Perder la paz

Como cada miércoles, en la Facultad de Derecho de la Universidad Autónoma de Madrid, 150 jóvenes esperan con sus ordenadores dispuestos para tomar notas sobre algún pensador de la historia de las ideas. Pero este miércoles es distinto. 

Subo en el ascensor que utilizó el asesino de Tomás y Valiente y, al salir, pienso en si estos estudiantes de 18 años lo saben: por este mismo ascensor huyó el asesino del autor de uno de los manuales que deben estudiar. La respuesta, claro, es que no tienen ni idea. 

Perder la paz

Es ahí donde la frase "hemos perdido la paz" cobra sentido. Representa el fracaso de no haber sabido o querido fijar una memoria desde la perspectiva de la autoprotección futura, como mecanismo de ordenación de la convivencia para que jamás se vuelva a repetir lo que pasó, para saber y recordar lo que realmente ocurrió en Euskadi durante 50 años. 

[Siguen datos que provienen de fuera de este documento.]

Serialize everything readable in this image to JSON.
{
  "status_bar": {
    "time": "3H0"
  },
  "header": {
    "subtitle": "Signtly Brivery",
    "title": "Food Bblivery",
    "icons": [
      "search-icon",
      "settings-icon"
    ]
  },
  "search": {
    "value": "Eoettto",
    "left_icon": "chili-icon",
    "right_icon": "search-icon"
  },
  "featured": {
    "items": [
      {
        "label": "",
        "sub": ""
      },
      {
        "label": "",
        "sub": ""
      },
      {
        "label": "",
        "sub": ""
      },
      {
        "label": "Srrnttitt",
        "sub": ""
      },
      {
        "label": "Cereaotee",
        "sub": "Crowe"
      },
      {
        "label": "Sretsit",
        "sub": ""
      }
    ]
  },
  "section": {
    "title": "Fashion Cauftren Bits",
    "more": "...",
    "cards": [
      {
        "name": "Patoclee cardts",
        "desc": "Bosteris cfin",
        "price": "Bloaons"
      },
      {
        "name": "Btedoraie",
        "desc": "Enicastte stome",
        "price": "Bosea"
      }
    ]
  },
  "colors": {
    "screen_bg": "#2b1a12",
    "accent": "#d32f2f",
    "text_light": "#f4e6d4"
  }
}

Es este el lenguaje que yo espero de una portavoz del Gobierno en lugar de rasgarse las vestiduras cuando conviene con la típica retórica de cartón piedra de alguna verborrea derechona porque el candidato de Bildu se niegue a llamar banda terrorista a ETA y, aun así, pueda ganar.

Qué atentos debemos estar a eso que llamamos memoria, a no deformar su significado cuando no a negarlo u ofuscarlo; a no dejar que caiga en manos de fanáticos que explotan el sentimiento de duelo o de dolor o, en el otro extremo, a caer en el frívolo triunfalismo que lo vacía de significado. 

No nos engañemos: el liderazgo es la continuación de la propaganda política por otros medios. La memoria siempre estará sujeta a una construcción deliberada al albur de fines políticos específicos. Así es el juego. Pero que los estudiantes no sepan que a diario toman el ascensor donde huyó el asesino de Tomás y Valiente va más allá de la refriega partidista. 

Y, al mismo tiempo, tiene que ver con que ni el PP ni el PSOE han querido gestionar la estrategia de acción respecto a un partido que no ha condenado su pasado y manipula el lenguaje para negar la realidad de los hechos. 

Más que esa palabrería que opera en el mundo de nuestros fantasmas y que nos impide entender lo que ocurre en el mundo real, de dos partidos como el PP y el PSOE se esperaría algo de responsabilidad política: de los unos para que dejen de jugar al electoralismo; de los otros para que hablen de una vez del proyecto político que enmarca su juego de mayorías parlamentarias.

Si detrás de los pactos con Bildu no hay una visión política ética y estratégicamente formulada sobre la memoria (entendida ésta como relato de significados compartidos), una en la que PP y PSOE tengan el arrojo de querer participar; si detrás del famoso acuerdo con Junts no hay una estrategia de futuro que responda a qué queremos ser como país, capaz de combatir un marco soberanista que pide la adhesión incondicional a una identidad fosilizada, lo lógico es pensar que la relación del PSOE y el Gobierno con los partidos nacionalistas e independentistas sólo responde a la cruda estrategia de poder. 

El olfato político combina bien con el cortoplacismo, pero a la larga puedes encontrarte con que en Euskadi gane por goleada un partido que niega su pasado criminal mientras, paradójicamente, no hablar de ello se describe como un "triunfo democrático". O en Cataluña, que la ecología, el feminismo o la vivienda ni siquiera aparezcan en la agenda electoral porque todos siguen encallados en su particular y paralizante catarsis nacional.